I love my family. It hurts, deeply, that this year we won’t sit around my mom’s chocolate pie and my husband’s green bean casserole, watching Rocky installments until we fall asleep or a Harry Potter marathon starts up on ABC. It hurts that the only interaction we’ve had was a text exchange of “I love you” and “I love you, too.” But I know what I believe, and I know what I’m capable of. Right now, both Thanksgiving scenarios (one in which we peacefully sit around a table and the more likely one where I bring up racism, ableism, and bigotry and end up crying and leaving early anyway) are so far from what I want or need in my life, and opting out is the best choice. And while that sucks… I relate to this:

“I don’t want to be part of the grand narrative that the ‘liberal elite’ doesn’t get the working class,” she said. “I am from the working class. I’m now pretty solidly middle class. But to my relatives, I’m elite, over-educated, and too well read, an alien.”
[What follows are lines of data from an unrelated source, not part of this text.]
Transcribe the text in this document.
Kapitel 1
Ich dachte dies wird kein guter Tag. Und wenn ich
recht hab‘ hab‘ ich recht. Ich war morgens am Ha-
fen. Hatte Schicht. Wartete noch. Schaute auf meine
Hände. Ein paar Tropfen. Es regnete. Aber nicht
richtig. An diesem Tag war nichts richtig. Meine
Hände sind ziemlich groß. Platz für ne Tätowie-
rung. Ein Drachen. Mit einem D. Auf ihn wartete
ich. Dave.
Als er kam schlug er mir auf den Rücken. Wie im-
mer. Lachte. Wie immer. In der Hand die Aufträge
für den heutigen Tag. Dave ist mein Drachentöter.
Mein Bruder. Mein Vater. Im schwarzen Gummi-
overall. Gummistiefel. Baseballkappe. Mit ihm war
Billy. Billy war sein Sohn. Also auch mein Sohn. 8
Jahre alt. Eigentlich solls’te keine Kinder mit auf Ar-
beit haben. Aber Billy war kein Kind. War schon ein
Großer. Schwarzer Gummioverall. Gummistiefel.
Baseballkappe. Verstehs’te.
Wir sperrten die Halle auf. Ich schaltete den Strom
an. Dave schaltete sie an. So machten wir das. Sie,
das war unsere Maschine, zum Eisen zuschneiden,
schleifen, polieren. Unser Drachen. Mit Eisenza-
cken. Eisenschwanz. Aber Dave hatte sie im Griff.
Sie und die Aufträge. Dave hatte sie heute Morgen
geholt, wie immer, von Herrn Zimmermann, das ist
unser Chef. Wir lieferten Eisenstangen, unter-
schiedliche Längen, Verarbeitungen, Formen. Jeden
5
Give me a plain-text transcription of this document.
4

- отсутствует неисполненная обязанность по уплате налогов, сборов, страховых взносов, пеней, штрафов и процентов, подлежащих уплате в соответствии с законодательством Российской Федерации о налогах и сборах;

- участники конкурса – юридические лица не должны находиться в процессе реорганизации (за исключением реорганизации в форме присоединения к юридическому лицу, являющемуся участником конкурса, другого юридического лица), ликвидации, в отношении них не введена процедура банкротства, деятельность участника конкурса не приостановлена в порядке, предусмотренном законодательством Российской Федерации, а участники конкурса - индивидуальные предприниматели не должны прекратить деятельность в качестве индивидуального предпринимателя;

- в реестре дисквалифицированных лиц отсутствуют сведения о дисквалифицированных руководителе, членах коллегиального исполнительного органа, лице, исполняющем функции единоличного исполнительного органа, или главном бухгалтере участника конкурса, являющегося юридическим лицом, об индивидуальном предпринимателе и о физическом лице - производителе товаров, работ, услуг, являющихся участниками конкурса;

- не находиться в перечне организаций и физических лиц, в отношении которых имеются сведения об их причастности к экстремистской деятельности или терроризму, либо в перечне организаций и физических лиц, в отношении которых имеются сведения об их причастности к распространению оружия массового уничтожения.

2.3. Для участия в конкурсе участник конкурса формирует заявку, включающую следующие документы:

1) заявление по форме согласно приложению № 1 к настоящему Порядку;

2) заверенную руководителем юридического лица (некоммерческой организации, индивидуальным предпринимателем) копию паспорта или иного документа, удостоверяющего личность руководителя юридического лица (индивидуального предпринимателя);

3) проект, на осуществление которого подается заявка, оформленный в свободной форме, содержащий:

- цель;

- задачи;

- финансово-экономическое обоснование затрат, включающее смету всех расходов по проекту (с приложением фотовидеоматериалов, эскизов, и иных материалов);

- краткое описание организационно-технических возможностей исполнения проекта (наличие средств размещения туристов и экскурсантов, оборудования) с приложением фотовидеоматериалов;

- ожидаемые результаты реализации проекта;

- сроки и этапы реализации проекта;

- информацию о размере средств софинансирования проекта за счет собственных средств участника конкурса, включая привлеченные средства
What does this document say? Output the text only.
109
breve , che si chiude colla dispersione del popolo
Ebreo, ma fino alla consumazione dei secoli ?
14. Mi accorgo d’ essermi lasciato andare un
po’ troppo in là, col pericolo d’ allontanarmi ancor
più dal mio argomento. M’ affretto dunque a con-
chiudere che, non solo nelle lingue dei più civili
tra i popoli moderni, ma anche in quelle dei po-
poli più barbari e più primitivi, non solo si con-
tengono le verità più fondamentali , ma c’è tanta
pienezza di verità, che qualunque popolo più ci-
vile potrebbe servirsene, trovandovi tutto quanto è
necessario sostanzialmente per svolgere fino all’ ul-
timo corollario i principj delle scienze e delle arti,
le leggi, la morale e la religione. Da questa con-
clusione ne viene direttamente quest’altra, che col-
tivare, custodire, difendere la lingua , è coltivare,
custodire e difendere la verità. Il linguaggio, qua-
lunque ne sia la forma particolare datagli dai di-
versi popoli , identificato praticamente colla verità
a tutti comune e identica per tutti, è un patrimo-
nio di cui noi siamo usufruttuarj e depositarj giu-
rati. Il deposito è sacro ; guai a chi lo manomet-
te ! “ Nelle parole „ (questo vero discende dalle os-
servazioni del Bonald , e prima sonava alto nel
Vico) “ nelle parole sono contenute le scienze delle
She added: “I used to feel like I was building community, but now I feel like I’m taking part in the dissolution of it. I feel like a stranger in a strange land.”

It sucks, but it’s life right now, and living any other way would be dishonest and painful. More importantly, it’s my choice—and it’s one that I’m at peace with.

What about you guys: are you changing your holiday plans this year? Why or why not?